PSL Motions (Part 2)

by | Feb 9, 2021 | Blog, Criminal Law, Monmouth County, New Jersey, Ocean County

The Appellate Division continued in relevant part: Nor do we agree with the PCR court’s analysis, which compared the lack of a “forgiving provision” in the PSL statute with an express waiver provision in the sentencing rule governing extended terms. See R. 3:21-4 (e) and (f) (providing “if the negotiated disposition includes the recommendation of an extended term, the prosecutor’s oral notice and the recordation of the extended term exposure in the plea form completed by defendant and reviewed on the record shall serve as the State’s motion”). The inclusion of the waiver provision in a court rule is not indicative of the Legislative intent of a statute.

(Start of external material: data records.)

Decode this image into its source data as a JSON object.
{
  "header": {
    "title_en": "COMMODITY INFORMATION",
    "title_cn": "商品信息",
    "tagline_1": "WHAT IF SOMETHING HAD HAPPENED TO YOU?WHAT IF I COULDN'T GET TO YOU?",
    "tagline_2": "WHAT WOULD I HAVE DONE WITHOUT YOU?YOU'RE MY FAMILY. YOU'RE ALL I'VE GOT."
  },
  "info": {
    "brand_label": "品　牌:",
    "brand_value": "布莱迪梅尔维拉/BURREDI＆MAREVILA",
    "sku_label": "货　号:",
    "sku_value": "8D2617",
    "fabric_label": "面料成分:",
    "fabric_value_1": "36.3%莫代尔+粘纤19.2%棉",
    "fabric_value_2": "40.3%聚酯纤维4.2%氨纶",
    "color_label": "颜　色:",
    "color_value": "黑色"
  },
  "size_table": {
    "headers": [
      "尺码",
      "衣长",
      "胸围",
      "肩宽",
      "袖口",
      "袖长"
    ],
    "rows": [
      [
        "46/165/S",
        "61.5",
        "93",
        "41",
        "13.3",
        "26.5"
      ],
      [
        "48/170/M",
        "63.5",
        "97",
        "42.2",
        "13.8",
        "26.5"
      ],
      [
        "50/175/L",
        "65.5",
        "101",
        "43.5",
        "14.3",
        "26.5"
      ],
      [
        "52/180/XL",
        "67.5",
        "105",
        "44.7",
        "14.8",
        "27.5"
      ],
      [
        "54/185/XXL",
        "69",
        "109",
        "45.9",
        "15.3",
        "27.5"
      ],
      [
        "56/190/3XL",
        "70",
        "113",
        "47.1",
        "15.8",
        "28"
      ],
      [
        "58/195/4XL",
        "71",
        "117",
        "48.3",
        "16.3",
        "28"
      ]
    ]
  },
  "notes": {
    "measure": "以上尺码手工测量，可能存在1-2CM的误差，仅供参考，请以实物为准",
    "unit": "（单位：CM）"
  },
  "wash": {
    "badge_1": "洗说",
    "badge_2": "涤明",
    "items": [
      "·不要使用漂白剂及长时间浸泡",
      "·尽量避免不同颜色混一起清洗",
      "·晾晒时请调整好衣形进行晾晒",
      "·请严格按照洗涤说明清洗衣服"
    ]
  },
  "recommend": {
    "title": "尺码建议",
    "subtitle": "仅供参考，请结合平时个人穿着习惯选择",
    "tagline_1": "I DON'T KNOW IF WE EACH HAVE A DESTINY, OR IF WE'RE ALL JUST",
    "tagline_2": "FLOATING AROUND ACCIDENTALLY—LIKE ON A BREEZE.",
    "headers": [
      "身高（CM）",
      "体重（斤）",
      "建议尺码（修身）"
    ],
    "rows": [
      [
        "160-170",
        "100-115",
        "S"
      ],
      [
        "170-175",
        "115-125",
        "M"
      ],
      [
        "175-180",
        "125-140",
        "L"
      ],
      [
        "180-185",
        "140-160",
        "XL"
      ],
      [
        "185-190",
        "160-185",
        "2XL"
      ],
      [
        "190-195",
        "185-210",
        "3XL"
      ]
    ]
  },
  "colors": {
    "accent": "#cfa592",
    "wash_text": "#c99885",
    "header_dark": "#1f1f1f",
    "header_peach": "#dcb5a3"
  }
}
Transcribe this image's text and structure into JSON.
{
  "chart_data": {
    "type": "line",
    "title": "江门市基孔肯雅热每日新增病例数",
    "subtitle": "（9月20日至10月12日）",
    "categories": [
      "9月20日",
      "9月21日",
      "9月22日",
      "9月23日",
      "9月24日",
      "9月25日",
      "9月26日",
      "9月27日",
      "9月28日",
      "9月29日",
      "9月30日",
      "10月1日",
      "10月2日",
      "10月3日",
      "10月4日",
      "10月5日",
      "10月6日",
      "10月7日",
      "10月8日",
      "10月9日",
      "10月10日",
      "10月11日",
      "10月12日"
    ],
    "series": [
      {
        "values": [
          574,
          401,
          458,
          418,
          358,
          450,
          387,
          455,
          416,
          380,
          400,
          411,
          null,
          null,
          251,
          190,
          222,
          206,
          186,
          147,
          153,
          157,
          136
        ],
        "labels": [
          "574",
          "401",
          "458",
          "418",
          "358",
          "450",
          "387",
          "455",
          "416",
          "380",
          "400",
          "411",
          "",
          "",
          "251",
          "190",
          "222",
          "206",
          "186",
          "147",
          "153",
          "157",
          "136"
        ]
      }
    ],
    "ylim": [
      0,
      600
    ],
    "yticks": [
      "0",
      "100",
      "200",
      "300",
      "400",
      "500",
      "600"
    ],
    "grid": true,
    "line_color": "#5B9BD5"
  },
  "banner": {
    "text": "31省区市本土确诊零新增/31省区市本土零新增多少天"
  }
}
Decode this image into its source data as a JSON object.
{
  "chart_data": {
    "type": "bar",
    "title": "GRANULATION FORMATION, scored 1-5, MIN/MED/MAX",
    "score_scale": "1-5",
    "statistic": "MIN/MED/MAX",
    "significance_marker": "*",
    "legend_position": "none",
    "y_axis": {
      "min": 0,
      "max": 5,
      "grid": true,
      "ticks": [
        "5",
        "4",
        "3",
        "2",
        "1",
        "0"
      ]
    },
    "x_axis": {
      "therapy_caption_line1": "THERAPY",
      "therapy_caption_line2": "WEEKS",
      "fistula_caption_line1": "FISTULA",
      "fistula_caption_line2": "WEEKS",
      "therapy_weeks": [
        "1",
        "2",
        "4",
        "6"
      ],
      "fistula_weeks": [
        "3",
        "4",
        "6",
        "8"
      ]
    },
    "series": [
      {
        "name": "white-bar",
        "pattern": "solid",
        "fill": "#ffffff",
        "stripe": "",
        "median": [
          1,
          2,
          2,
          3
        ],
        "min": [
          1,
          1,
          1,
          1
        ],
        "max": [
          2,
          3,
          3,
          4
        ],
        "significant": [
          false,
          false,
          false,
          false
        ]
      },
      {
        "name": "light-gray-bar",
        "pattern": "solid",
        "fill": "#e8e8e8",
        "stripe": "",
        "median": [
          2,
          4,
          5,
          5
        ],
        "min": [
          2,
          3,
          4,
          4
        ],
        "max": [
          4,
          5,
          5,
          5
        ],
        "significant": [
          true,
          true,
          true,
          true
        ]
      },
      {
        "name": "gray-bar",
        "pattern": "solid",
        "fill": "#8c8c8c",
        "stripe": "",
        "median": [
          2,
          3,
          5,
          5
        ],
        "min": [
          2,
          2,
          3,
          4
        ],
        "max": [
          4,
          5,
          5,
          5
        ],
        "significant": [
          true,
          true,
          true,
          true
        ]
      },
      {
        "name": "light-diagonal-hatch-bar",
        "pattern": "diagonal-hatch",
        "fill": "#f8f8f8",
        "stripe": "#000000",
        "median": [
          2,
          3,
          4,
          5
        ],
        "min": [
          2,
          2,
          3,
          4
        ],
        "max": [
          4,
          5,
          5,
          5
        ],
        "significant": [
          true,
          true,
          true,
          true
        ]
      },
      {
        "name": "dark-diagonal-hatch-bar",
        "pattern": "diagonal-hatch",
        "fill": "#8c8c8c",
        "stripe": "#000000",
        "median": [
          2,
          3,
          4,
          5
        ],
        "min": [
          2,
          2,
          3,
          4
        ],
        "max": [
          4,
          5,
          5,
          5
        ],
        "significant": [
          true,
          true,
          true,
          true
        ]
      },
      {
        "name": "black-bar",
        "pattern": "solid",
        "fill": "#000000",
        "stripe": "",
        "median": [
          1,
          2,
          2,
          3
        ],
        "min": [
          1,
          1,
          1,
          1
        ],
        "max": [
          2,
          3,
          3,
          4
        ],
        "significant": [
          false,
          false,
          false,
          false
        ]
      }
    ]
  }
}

Nonetheless, we disagree with the State that the negotiated plea agreement substituted for the State’s obligation to move for PSL. Although the plea agreement and the court expressly stated defendant’s plea subjected him to PSL – as defendant acknowledged during the plea hearing – imposition of PSL is not mandated under N.J.S.A. 2C:43-6.4. Neither the plea agreement nor the court indicated defendant waived the sentencing court’s ability to “find on the record that the special sentence was not needed to protect the community or deter . . . defendant from future criminal activity.” N.J.S.A. 2C:43-6.4. At sentencing, the court failed to engage in that analysis. But that omission does not render defendant’s sentence illegal here, where PSL is permitted.

Accordingly, we reverse the PCR court’s determination that defendant’s sentence was illegal, but we remand to for a limited resentencing proceeding for the trial court to consider whether it would have imposed PSL when it sentenced defendant. In that regard, the trial court should consider whether PSL was “not needed to protect the community or deter . . . defendant from future criminal activity” under the PSL statute. Unlike resentencing for an illegal sentence, however, on remand the trial court should not “view defendant as he stands before the court on that day.” State v. Randolph (2012). Instead, we direct the trial court to determine the applicability of the PSL provision “from the vantage point of the original sentencing.”

Reversed and remanded. We do not retain jurisdiction.

This case will likely be appealed to the New Jersey Supreme Court. It involves issues of first impression, cross-appeal issues, and a holding that may conflict with the New Jersey Supreme Court’s rationale in State v. Randolph.